Chega o dia. Duas horas antes já estou pronta, espero a hora exata de sair. Acenderia uma cigarro, caso fumasse, este daria o tom da minha angústia. A casa ecoa o som dos meus passos no chão de taco que se mistura com o barulho da TV ligada no quarto, não consigo distinguir a programação. Está na hora! Vou até o espelho do banheiro, retoco o batom e saio.

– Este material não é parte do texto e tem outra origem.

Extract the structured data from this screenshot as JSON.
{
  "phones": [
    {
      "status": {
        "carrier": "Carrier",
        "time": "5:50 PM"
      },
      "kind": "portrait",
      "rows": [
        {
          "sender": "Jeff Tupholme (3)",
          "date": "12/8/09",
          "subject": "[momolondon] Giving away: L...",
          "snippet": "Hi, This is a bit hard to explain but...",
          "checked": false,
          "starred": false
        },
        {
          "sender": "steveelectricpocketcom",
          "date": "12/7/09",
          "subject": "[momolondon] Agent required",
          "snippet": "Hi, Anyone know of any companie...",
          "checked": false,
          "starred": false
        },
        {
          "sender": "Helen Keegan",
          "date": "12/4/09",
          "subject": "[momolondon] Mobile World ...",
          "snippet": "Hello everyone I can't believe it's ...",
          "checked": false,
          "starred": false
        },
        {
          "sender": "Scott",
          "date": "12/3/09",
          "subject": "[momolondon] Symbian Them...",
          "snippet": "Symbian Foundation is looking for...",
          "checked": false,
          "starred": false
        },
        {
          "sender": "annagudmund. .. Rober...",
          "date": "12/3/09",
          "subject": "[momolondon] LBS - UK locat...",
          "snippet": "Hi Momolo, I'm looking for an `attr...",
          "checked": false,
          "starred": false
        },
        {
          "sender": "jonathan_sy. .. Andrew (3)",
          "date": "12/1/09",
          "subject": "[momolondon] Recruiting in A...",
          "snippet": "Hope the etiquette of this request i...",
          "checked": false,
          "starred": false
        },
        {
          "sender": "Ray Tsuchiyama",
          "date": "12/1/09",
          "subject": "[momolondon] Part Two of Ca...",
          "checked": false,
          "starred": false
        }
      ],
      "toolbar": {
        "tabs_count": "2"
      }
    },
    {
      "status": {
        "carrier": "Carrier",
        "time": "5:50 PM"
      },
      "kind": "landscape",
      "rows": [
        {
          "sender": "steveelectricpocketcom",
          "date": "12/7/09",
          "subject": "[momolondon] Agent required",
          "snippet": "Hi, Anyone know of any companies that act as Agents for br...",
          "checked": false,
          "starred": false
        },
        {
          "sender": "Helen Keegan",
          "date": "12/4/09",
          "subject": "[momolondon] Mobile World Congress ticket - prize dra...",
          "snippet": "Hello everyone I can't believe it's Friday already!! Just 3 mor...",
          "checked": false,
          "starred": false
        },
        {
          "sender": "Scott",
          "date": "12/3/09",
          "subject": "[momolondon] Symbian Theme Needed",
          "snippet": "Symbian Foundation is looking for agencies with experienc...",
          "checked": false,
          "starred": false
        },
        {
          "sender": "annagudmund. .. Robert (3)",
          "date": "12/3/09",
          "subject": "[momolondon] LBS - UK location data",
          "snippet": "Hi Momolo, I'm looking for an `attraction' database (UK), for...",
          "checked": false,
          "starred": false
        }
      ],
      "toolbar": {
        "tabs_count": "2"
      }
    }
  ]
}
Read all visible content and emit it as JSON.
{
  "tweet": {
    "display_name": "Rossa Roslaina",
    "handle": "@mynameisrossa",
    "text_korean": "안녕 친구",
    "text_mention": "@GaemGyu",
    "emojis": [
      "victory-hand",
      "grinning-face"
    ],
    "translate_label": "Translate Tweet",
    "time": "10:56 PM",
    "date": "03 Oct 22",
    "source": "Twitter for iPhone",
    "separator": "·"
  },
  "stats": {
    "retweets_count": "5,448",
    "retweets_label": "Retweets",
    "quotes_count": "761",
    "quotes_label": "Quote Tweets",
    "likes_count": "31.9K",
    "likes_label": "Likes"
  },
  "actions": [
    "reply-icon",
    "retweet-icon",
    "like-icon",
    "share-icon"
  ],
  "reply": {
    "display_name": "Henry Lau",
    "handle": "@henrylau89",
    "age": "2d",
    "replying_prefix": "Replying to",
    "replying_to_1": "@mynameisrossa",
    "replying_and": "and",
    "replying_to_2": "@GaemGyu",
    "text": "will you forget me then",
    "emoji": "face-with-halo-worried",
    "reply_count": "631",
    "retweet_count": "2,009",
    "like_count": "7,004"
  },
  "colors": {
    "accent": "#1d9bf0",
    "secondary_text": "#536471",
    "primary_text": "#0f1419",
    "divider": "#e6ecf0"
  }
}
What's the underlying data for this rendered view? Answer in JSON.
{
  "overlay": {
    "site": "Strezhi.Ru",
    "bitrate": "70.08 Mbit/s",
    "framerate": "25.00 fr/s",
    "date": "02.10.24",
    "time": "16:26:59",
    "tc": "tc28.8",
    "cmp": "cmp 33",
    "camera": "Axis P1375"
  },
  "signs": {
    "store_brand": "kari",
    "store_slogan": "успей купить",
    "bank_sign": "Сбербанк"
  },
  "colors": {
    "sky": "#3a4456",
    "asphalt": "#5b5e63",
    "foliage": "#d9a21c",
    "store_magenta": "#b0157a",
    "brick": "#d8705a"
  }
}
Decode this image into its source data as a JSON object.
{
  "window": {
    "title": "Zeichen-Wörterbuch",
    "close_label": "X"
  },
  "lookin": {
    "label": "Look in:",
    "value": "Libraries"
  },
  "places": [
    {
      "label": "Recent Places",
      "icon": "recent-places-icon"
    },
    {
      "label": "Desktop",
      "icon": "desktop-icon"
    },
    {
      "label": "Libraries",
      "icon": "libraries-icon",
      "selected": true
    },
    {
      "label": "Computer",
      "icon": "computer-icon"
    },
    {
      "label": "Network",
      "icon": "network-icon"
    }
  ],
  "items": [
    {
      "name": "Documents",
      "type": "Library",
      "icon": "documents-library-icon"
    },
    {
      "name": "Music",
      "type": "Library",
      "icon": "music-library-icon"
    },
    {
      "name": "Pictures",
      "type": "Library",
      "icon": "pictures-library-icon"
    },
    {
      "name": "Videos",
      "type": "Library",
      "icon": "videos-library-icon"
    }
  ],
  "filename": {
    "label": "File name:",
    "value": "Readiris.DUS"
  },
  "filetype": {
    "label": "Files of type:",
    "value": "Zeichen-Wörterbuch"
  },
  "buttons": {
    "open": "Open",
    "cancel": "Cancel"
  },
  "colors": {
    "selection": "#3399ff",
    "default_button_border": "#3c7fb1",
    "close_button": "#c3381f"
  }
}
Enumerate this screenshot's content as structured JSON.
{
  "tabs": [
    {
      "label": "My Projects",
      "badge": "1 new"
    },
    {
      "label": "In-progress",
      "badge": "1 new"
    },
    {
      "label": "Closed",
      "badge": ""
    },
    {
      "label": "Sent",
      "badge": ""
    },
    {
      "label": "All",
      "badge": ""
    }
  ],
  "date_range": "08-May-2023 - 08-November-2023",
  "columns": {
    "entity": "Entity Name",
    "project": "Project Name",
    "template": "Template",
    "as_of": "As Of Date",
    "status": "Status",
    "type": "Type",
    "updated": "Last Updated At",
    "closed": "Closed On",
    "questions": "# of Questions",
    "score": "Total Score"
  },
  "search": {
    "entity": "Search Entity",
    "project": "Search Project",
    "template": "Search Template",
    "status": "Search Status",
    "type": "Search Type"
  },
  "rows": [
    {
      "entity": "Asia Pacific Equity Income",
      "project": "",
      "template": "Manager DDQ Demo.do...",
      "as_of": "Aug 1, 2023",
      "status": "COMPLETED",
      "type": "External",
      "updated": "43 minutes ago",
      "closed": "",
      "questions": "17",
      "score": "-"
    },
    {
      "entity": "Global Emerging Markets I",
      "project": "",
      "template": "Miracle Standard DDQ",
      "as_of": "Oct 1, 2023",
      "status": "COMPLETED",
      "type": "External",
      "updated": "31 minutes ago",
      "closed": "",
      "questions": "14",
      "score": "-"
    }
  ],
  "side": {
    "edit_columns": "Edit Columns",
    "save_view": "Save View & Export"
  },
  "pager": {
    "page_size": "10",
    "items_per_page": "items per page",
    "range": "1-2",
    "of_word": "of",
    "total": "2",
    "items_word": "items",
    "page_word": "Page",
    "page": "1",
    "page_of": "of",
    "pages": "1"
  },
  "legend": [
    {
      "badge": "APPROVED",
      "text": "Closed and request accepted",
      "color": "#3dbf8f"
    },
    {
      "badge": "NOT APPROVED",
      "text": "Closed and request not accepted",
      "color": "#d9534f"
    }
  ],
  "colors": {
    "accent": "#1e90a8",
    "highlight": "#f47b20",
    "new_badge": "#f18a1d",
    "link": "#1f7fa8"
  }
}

Chego ao local combinado. Ainda faltam 30min! Um vento forte emaranha meus cabelos. Sinto cheiro de chuva, olho para os lados e me deparo com a solidão. Num parque, sem crianças, com poucas árvores e um banco de praça. O nervoso é tanto que enterro o salto alto da sandália no chão de terra. Outra rajada de vento, isso agora me incomoda. Aumenta minha angústia. Olho para o céu. Nuvens negras se movimentavam rápido, parecem ter pressa. Mas enfim, só faltam 3min. Julgo que devo esperar até a hora marcada e depois da sua chegada nos dirigiremos a um ambiente protegido da fúria do tempo. Agora, quando o relógio marca a hora do encontro, olho para os lados ansiosa para finalmente ver o seu rosto.

Essa minha angústia dura exatamente cinco minutos, tempo de cair o primeiro pingo de chuva no meu rosto. Não há tempo para me abrigar. Tudo parece um plano engendrado para lavar a minha cara, desbotar mais uma vez as cores da minha vida. Sim, a tinta é guache, mas não é frágil por isso. Muito pelo contrário, é estratégica. Não é como a tinta óleo, resistente, dura, difícil de manusear. Com a guache posso me renovar sempre que quiser. Voltar a colorir sem muito transtorno, mudar as cores e os cenários.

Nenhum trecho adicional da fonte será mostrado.